UPDATE: I tried to stress the narrowness of the post, but it seems I have failed. Let me try again. Different people have voiced different objections to the investigation of Rosen’s e-mails. Some have argued that the investigation is wrong because the government should not obtain evidence from journalists — or at least e-mails — at all. Others have argued that the affidavit is troubling because it reveals DOJ’s apparent view about substantive law that a journalist who asks a source to disclose classified information with the goal of publishing it has committed a federal crime.

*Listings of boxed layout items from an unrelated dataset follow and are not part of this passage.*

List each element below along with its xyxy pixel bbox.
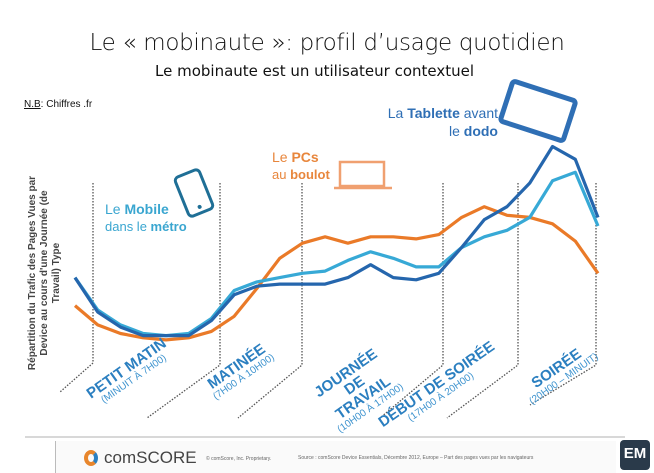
laptop-icon [334, 160, 392, 190]
period-divider [446, 183, 519, 419]
slide-subtitle: Le mobinaute est un utilisateur contextu… [155, 62, 475, 80]
period-divider [59, 183, 94, 393]
period-divider [146, 183, 221, 419]
note: N.B: Chiffres .fr [24, 99, 92, 110]
series-line-mobile [73, 170, 600, 338]
tablet-annotation: La Tablette avant le dodo [387, 105, 498, 139]
source: Source : comScore Device Essentials, Déc… [298, 455, 534, 461]
brand: comSCORE [104, 448, 197, 467]
note-label: N.B [24, 99, 41, 110]
em-logo: EM [620, 440, 650, 470]
note-text: : Chiffres .fr [40, 99, 93, 110]
smartphone-icon [173, 168, 215, 218]
copyright: © comScore, Inc. Proprietary. [206, 456, 272, 462]
series-line-tablette [73, 144, 600, 338]
pc-annotation: Le PCs au boulot [272, 149, 330, 182]
series-line-pc [73, 205, 600, 342]
period-divider [529, 183, 597, 406]
period-divider [379, 183, 444, 419]
comscore-logo-icon [84, 450, 98, 466]
tablet-icon [498, 79, 578, 143]
footer: comSCORE © comScore, Inc. Proprietary. S… [55, 441, 616, 473]
slide-title: Le « mobinaute »: profil d’usage quotidi… [89, 30, 565, 56]
mobile-annotation: Le Mobile dans le métro [105, 201, 187, 234]
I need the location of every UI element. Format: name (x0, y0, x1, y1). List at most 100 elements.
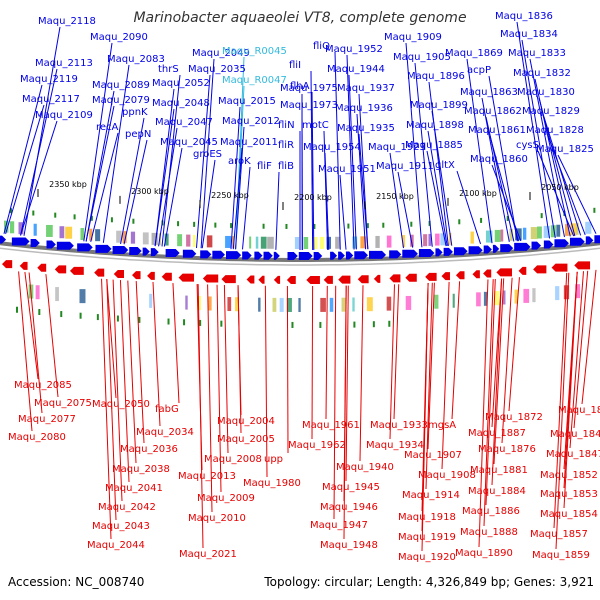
cog-feature-reverse (366, 297, 373, 312)
cog-feature-forward (565, 223, 570, 236)
reverse-gene-arrow (19, 261, 28, 270)
leader-line-top (358, 93, 369, 250)
leader-line-top (120, 117, 145, 245)
reverse-gene-arrow (574, 261, 591, 270)
cog-marker (220, 320, 223, 327)
forward-gene-arrow (514, 242, 531, 251)
gene-label-top: Maqu_1828 (526, 125, 584, 136)
leader-line-bottom (106, 279, 117, 521)
cog-marker (138, 316, 141, 323)
leader-line-top (323, 130, 329, 250)
gene-label-bottom: Maqu_1888 (460, 527, 518, 538)
leader-line-top (232, 147, 243, 250)
leader-line-bottom (451, 281, 461, 420)
gene-label-bottom: Maqu_1853 (540, 489, 598, 500)
gene-label-top: fliR (278, 140, 294, 151)
leader-line-bottom (207, 284, 213, 513)
forward-gene-arrow (112, 246, 129, 255)
leader-line-top (543, 116, 582, 236)
gene-label-bottom: Maqu_1872 (485, 412, 543, 423)
reverse-gene-arrow (54, 265, 67, 274)
leader-line-bottom (152, 282, 161, 427)
forward-gene-arrow (287, 251, 298, 260)
cog-feature-reverse (523, 288, 530, 303)
forward-gene-arrow (142, 247, 150, 256)
leader-line-bottom (333, 285, 337, 520)
gene-label-top: Maqu_1861 (468, 125, 526, 136)
gene-label-top: Maqu_1973 (280, 100, 338, 111)
cog-feature-forward (294, 236, 300, 249)
forward-gene-arrow (313, 251, 323, 260)
forward-gene-arrow (263, 251, 273, 260)
reverse-gene-arrow (405, 273, 417, 282)
cog-marker (199, 319, 202, 326)
leader-line-top (356, 113, 367, 250)
gene-label-top: Maqu_2049 (192, 48, 250, 59)
leader-line-top (85, 90, 115, 242)
leader-line-bottom (101, 278, 112, 540)
cog-feature-forward (537, 226, 542, 239)
gene-label-top: ppnK (122, 107, 148, 118)
cog-marker (285, 223, 288, 229)
leader-line-top (414, 62, 433, 247)
reverse-gene-arrow (202, 274, 219, 283)
cog-feature-reverse (298, 297, 301, 312)
leader-line-top (235, 126, 245, 250)
gene-label-top: Maqu_2117 (22, 94, 80, 105)
forward-gene-arrow (418, 249, 435, 258)
cog-feature-forward (95, 229, 101, 242)
cog-feature-forward (33, 223, 37, 236)
gene-label-top: pepN (125, 129, 151, 140)
cog-feature-forward (46, 224, 53, 237)
gene-label-top: Maqu_1898 (406, 120, 464, 131)
gene-label-top: acpP (467, 65, 491, 76)
cog-feature-forward (352, 236, 358, 249)
forward-gene-arrow (129, 246, 142, 255)
leader-line-bottom (24, 272, 39, 380)
leader-line-top (85, 105, 115, 242)
gene-label-bottom: Maqu_1933 (370, 420, 428, 431)
gene-label-bottom: Maqu_1876 (478, 444, 536, 455)
gene-label-top: Maqu_2048 (152, 98, 210, 109)
cog-marker (132, 218, 135, 224)
cog-marker (319, 321, 322, 328)
forward-gene-arrow (242, 251, 252, 260)
cog-feature-reverse (185, 295, 188, 310)
leader-line-top (324, 152, 330, 250)
forward-gene-arrow (543, 240, 554, 249)
cog-feature-forward (522, 227, 527, 240)
cog-marker (372, 321, 375, 328)
cog-feature-forward (402, 235, 406, 248)
forward-gene-arrow (483, 245, 492, 254)
gene-label-top: fliB (278, 161, 294, 172)
cog-marker (193, 221, 196, 227)
gene-label-bottom: Maqu_1908 (418, 470, 476, 481)
leader-line-bottom (478, 279, 489, 548)
gene-label-bottom: Maqu_2043 (92, 521, 150, 532)
leader-line-bottom (325, 285, 328, 420)
scale-tick-label: 2050 kbp (541, 183, 579, 192)
leader-line-top (348, 74, 357, 250)
cog-feature-reverse (55, 287, 59, 302)
cog-feature-forward (550, 225, 556, 238)
reverse-gene-arrow (551, 263, 568, 272)
forward-gene-arrow (30, 238, 40, 247)
gene-label-top: Maqu_2015 (218, 96, 276, 107)
reverse-gene-arrow (246, 275, 255, 284)
gene-label-top: Maqu_2011 (220, 137, 278, 148)
leader-line-top (426, 150, 447, 247)
leader-line-top (310, 70, 314, 250)
cog-feature-forward (177, 234, 183, 247)
cog-marker (366, 223, 369, 229)
gene-label-bottom: Maqu_1947 (310, 520, 368, 531)
gene-label-top: Maqu_2047 (155, 117, 213, 128)
leader-line-top (537, 150, 575, 237)
cog-feature-reverse (258, 297, 261, 312)
cog-feature-forward (410, 234, 414, 247)
gene-label-top: Maqu_2035 (188, 64, 246, 75)
reverse-gene-arrow (455, 271, 465, 280)
leader-line-bottom (441, 281, 450, 470)
cog-feature-forward (448, 232, 452, 245)
leader-line-bottom (393, 284, 400, 420)
leader-line-bottom (135, 281, 145, 444)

This post is responding to a different argument: That the fact of labeling a journalist a criminal in a court filing demonstrates an effort to intimidate the press and further a “war on journalism” by treating journalists like criminals. See, for example, this CBS News story today from Jan Crawford. The argument I’m responding to (as seen in Crawford’s piece) is that labeling a journalist a criminal reflects a hidden motive to intimidate reporters. My sense is that an awareness of the relevant law puts a different perspective on the language, as the motives behind developing a point in an affidavit that is required under the law may be different from developing a point gratuitously when it is not required by law. When a point required by law is developed in an affidavit, it may have been added with the relatively simple motive of complying with the law.